Integrating computational thinking with K-12 science education using agent-based computation: A theoretical framework
Sengupta et al demonstrates that computation thinking (CT) draws on student knowledge of practices and concepts essential to computer science including epistemic and representational practices, which can take various forms such as representing problems, abstracting, decomposing problems, simulating, verifying, and predicting. Arguments have recently been made to incorporate CT into K-12 STEM curricula.
The four proposed tenants of the framework are the synergy between CT and scientific modeling, choosing specific programming paradigms, selecting specific scientific topics in the curricula, and principles of designing systems. I immediately see the benefits of CT for discovering relationships between graphical variables, such as distance, velocity, and acceleration in kinematics.

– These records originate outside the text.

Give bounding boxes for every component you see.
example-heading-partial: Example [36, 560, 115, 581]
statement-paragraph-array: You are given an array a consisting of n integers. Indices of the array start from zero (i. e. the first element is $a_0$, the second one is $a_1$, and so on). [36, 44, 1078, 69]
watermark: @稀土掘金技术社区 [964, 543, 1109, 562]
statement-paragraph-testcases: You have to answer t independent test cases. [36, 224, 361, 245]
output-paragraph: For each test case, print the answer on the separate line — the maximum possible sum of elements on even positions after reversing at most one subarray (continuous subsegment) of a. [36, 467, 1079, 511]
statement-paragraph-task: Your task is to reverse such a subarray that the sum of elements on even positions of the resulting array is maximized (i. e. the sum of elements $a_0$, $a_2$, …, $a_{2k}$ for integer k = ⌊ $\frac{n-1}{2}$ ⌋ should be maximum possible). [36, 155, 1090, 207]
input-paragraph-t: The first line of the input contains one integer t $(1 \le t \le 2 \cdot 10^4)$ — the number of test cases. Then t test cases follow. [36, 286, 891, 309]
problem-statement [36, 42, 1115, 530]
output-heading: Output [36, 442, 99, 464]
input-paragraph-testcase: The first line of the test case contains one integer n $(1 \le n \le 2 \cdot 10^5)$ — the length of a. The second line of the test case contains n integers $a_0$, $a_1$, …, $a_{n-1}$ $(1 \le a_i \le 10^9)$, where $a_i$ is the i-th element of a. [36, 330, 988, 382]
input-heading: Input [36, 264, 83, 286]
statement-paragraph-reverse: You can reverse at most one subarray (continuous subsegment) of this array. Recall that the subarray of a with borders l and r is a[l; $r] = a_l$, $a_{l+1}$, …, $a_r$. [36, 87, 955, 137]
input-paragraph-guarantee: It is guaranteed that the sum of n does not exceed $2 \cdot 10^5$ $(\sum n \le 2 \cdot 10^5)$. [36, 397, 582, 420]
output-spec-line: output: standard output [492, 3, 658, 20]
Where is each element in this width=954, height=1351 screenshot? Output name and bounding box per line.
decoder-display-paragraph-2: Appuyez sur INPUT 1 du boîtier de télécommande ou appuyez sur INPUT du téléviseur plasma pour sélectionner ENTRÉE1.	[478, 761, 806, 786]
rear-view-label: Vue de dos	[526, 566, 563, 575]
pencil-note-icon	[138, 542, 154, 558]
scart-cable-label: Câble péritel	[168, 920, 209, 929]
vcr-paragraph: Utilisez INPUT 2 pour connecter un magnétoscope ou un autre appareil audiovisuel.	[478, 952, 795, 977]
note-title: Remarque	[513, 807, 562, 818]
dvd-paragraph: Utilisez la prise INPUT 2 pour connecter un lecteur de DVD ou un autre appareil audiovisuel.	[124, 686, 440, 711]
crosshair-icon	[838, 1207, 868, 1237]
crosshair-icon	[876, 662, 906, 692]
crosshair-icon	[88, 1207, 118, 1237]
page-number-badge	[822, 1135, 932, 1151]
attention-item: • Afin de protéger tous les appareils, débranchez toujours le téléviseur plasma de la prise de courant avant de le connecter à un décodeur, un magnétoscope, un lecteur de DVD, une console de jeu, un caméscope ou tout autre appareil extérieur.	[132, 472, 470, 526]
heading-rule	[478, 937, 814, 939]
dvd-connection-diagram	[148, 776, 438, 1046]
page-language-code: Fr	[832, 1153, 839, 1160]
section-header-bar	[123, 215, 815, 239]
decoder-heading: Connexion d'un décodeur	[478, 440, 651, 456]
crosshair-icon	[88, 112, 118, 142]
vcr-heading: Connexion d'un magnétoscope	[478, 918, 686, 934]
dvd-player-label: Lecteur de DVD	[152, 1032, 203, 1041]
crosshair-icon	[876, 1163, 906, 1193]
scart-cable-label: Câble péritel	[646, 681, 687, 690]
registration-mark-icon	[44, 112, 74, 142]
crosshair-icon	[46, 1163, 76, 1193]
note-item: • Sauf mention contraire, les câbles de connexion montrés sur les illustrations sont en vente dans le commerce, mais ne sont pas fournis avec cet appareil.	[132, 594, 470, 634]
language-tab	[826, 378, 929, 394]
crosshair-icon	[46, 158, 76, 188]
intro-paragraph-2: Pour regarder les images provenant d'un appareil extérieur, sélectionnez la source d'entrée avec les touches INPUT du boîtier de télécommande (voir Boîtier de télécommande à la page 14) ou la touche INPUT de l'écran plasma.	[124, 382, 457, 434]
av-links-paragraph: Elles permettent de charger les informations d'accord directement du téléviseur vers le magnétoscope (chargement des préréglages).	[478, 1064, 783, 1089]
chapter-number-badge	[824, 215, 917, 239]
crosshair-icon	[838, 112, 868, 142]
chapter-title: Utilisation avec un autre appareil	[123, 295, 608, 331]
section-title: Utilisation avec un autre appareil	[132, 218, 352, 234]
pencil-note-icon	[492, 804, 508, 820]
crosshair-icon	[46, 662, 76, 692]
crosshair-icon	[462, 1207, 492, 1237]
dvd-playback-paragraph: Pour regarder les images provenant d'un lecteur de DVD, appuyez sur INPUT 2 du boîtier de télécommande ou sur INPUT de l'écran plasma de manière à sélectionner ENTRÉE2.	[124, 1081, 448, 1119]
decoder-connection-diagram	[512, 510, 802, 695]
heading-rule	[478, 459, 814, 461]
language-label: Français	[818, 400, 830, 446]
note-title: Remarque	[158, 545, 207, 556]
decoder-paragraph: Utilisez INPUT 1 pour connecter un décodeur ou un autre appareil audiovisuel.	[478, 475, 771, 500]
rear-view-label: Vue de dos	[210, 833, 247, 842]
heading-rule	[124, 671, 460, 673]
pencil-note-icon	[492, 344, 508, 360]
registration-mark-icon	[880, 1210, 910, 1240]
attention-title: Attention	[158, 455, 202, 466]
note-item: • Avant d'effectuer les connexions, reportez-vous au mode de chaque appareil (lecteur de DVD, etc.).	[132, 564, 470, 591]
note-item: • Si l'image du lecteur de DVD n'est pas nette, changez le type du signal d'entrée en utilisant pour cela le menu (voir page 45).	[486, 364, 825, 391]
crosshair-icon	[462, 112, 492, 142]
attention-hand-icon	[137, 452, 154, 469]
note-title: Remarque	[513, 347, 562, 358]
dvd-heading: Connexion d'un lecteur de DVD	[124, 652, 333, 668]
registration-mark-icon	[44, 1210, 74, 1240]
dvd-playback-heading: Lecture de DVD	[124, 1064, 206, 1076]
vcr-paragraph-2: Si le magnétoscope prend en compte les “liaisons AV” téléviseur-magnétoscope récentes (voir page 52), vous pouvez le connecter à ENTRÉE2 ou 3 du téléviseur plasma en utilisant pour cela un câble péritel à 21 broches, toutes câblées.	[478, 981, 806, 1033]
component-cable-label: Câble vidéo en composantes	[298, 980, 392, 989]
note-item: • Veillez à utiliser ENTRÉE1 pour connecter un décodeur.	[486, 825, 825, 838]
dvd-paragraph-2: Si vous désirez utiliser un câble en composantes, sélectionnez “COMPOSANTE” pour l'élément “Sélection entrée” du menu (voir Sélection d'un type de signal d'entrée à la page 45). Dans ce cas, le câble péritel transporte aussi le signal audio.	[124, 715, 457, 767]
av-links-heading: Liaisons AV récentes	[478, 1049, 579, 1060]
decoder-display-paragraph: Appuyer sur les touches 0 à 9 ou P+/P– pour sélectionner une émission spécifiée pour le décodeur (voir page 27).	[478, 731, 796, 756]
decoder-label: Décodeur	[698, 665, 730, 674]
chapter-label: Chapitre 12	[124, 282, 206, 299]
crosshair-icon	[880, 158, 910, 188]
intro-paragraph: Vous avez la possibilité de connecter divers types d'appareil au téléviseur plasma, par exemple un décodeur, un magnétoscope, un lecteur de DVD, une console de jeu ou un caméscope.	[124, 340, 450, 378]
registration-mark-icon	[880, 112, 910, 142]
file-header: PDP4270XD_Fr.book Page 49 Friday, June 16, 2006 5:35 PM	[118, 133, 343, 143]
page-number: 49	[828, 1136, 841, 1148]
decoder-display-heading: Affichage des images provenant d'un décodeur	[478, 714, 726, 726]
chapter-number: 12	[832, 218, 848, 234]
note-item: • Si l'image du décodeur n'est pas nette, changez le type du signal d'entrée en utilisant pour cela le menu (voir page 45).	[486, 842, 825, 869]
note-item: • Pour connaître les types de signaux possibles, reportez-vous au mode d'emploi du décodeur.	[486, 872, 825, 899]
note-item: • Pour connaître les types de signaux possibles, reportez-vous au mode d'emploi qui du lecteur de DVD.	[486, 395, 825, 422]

CT and scientific modeling can benefit students in various ways, including lowering the threshold for learning by using intuitive CT, representing core scientific ideas, developing key graphing concepts, and teaching programming more easily.
Various worlds that work to implement CT into STEM thinking include the construction, enactment, and envisionment worlds.
Computational Thinking in K-12: A Review of the State of the Field
Grover and Pea demonstrate the seven big ideas of CT include computing is a creative human activity, abstraction reduces information and detail to focus on relevant concepts, information facilitates the creation of knowledge, algorithms are tools to develop and express solutions to problems, programming is a creative process, digital devices foster computation, and computing enables innovation in other fields.
Curricula focuses on including aspects of CT such as abstraction and generalizing patterns, processing information, representing symbols, using algorithms to depict control flow, modularizing by decomposing problems, recursive thinking, conditional logic, and debugging. These skills are vital not only to those in computer science fields but also for all learners.
As a future teacher, I see the connections that are vital to create using CT. Like we've mentioned in class, CT can help us visualize long processes such as evolution or micro-processes such as DNA replication. In this way, CT is vital. However, I'm curious what limitations CT has in the classroom, besides lacking resources like computers.


  1. I didn't even consider the resources aspect of the equation, but that's a crucial point. With education's growing trend of rooting out geographic and socioeconomic variability in public schooling, I wonder if it's reasonable to expect CT to be integrated into state standards.

  2. Im so relived that someone also saw those tenetants of framework. CT is science learning and I belive the more researchers delve into this the better students and parents will subsequently feel about it.